Fadhil Rahmi mengapresiasi dialog tersebut. Sebuah bukti kepedulian terhadap masa depan Aceh. Selebihnya, pemilik panggilan Syeh Fadhil ini lebih banyak berbicara tentang pendidikan.
“Pendidikan erat kaitannya dengan kemiskinan. Buktinya, tingkat kemiskinan di Kota Banda Aceh, paling rendah se-Aceh,” bebernya.
Menurutnya, idealnya Aceh tidak ada lagi disparitas, dikotomi, lebih-lebih diskriminasi mendapatkan kesempatan pendidikan. Tidak hanya perkotaan, tapi juga harus menyentuh pedesaan; pedalaman. Yang sama kualitasnya.
“Kita yakin, dengan meningkatnya derajat pendidikan, Aceh ini akan menyelesaikan banyak masalah,” ujarnya.
Sementara itu, Fadhullah (Dek Fad) menyambut baik ajakan fokus terhadap kebudayaan. Itulah mengapa, ketika menyusun visi misi, pihaknya melibatkan 41 profesor dan 16 orang doktor. Agar sinergi antara pemerintah Aceh dan pusat.
Ia mengenang, sebelum Fadli Zon dilantik sebagai Menteri Kebudayaan, dari postur anggaran pusat, dirinya sudah tahu bahwa akan ada Kementerian Kebudayaan.

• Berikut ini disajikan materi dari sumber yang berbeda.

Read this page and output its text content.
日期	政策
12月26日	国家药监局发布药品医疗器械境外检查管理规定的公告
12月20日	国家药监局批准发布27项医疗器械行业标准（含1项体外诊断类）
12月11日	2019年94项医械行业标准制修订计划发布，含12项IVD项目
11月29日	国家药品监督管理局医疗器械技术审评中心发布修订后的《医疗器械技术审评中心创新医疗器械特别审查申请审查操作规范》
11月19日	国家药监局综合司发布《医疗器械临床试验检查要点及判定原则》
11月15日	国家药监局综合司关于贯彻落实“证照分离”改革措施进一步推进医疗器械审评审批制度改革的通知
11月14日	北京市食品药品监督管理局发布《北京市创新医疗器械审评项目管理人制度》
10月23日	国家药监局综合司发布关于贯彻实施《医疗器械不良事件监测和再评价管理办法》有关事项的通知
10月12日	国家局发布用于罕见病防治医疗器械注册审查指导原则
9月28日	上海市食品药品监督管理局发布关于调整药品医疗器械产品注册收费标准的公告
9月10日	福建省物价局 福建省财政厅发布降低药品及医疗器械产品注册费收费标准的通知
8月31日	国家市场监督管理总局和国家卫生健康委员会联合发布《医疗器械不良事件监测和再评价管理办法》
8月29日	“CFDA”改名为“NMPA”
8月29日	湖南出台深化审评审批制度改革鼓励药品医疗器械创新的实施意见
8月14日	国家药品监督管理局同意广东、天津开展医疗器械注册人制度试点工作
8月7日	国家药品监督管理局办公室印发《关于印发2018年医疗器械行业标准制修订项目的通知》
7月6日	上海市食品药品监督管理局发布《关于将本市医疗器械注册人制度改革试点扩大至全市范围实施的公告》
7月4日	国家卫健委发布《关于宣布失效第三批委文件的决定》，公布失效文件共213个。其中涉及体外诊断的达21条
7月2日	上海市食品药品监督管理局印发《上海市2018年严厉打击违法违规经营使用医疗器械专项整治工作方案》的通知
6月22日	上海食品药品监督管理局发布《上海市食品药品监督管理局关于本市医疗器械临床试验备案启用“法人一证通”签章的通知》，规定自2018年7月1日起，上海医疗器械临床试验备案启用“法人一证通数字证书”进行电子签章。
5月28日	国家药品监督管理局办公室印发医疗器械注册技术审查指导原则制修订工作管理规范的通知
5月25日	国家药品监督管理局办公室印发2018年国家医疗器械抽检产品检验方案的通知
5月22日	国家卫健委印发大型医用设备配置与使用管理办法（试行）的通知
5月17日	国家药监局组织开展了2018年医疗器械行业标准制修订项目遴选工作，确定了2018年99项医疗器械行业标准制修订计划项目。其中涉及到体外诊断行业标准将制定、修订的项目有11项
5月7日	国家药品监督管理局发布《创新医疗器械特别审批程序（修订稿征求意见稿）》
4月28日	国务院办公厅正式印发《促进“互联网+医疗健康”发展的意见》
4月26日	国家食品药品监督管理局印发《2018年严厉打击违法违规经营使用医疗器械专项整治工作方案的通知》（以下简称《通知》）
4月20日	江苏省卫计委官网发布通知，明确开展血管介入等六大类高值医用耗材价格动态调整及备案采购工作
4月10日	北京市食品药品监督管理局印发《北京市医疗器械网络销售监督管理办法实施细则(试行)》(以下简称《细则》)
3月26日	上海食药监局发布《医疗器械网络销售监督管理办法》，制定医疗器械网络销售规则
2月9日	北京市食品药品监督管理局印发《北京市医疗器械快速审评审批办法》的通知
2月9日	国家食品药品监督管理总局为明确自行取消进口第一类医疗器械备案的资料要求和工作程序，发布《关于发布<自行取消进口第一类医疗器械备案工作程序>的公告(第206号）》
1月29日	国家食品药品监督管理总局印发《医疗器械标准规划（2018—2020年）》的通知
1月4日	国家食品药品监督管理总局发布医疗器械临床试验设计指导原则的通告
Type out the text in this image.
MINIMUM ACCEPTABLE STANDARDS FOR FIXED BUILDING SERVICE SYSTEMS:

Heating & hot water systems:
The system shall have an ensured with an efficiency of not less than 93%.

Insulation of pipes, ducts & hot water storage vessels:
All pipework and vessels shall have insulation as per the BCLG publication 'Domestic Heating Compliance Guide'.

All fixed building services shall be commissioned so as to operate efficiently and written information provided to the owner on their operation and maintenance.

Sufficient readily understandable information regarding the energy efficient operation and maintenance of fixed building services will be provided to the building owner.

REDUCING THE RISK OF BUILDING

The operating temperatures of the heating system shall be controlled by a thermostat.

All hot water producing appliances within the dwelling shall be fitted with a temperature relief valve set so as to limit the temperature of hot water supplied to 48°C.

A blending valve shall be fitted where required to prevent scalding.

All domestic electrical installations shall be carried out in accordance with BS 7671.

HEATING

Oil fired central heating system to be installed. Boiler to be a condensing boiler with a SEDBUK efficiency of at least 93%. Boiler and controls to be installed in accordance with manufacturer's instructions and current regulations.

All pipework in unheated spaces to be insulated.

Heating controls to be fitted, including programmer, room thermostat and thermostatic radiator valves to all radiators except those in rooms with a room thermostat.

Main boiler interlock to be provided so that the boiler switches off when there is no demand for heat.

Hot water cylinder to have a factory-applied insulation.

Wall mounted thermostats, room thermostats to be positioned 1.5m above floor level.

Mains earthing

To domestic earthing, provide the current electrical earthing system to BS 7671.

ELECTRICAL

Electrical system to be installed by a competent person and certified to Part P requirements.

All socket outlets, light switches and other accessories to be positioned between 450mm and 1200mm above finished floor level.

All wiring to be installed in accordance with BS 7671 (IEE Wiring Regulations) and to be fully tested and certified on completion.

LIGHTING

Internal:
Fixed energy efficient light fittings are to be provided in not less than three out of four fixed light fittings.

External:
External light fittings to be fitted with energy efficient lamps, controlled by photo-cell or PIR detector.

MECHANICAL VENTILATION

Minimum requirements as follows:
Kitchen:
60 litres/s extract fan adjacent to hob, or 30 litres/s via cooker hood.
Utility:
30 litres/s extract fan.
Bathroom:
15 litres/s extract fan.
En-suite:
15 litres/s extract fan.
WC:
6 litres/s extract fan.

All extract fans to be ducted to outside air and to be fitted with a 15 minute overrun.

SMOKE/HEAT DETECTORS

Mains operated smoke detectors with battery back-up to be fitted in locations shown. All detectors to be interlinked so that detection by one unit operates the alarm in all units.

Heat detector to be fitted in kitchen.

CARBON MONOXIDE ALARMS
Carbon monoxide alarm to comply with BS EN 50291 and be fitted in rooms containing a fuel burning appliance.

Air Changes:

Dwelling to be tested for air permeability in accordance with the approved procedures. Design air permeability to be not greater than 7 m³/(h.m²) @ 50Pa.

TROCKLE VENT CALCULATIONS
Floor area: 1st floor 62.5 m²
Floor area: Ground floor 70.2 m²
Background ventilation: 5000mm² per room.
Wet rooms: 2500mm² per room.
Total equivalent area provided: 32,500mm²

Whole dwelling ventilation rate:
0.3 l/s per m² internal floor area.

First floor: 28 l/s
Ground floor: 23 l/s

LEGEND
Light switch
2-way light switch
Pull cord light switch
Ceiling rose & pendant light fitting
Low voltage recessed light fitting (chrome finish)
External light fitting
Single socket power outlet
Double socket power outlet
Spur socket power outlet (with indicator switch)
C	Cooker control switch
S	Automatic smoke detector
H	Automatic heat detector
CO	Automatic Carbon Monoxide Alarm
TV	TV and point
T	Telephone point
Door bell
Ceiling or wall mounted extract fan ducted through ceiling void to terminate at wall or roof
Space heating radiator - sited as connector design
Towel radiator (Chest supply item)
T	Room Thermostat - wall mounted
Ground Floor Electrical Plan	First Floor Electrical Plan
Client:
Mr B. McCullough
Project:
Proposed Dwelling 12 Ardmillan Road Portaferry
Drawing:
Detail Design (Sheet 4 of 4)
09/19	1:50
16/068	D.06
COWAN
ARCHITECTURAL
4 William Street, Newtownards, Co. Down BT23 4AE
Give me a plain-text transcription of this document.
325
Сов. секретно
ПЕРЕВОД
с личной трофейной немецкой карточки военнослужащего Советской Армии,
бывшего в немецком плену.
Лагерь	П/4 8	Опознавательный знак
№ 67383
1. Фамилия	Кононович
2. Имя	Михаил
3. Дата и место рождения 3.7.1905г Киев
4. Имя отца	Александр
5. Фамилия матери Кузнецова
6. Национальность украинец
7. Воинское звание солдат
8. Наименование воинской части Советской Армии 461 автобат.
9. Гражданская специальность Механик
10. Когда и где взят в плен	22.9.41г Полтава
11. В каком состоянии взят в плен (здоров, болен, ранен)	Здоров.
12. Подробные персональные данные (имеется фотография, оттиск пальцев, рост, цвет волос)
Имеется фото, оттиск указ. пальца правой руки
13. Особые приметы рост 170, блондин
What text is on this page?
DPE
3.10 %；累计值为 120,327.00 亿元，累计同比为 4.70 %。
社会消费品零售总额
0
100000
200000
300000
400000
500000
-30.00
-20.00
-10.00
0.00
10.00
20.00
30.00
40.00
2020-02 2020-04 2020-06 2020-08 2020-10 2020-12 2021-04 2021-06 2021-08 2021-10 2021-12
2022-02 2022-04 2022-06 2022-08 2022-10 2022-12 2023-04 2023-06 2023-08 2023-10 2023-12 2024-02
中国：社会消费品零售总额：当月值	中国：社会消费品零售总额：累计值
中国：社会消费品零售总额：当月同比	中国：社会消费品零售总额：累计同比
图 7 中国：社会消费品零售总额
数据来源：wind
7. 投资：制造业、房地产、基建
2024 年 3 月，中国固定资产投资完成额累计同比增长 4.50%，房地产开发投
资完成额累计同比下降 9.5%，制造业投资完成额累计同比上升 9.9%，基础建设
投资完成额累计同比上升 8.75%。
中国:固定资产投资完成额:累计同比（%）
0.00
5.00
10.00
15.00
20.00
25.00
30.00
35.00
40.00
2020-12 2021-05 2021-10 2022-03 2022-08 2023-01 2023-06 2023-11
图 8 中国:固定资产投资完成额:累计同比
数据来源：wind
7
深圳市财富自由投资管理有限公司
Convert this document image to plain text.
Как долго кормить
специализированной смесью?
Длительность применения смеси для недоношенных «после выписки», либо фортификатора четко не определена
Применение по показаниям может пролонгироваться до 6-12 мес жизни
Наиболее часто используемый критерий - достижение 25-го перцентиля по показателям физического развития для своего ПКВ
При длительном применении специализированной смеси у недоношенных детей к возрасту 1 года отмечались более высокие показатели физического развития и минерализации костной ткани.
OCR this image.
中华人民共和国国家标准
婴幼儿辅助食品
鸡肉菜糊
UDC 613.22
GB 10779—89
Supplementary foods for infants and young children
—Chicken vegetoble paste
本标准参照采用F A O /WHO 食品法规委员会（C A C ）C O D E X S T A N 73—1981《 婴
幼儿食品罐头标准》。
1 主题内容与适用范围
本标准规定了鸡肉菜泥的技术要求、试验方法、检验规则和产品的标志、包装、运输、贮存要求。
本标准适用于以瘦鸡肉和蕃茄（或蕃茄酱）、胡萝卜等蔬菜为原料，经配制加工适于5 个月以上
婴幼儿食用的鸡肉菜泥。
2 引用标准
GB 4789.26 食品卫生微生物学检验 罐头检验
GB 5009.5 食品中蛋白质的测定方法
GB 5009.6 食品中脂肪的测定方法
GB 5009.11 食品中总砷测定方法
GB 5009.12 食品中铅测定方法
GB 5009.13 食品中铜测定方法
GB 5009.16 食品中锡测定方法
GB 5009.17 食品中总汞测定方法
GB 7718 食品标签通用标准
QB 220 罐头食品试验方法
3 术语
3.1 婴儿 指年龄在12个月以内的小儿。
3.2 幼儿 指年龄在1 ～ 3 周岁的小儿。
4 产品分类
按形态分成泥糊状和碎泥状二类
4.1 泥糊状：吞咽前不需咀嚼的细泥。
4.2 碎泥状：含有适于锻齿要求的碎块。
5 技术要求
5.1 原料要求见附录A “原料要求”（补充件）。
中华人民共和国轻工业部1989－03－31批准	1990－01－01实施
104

“Makanya kami (ingin) wujudkan Tamadun di makam Syiah Kuala. Itu kami dorong (sebagai) proyek program strategis nasional di Kementerian Kebudayaan,” kenangnya.
Usulan tersebut disampaikan, ketika Fadli Zon belum dilantik jadi menteri. “Ketika saya kirim, ini (program) dari Aceh, Kami tidak meminta yang lain. Yang kami minta Tamadun: pusat peradaban Islam terbesar di Asia Tenggara,” sebut Dek Fad.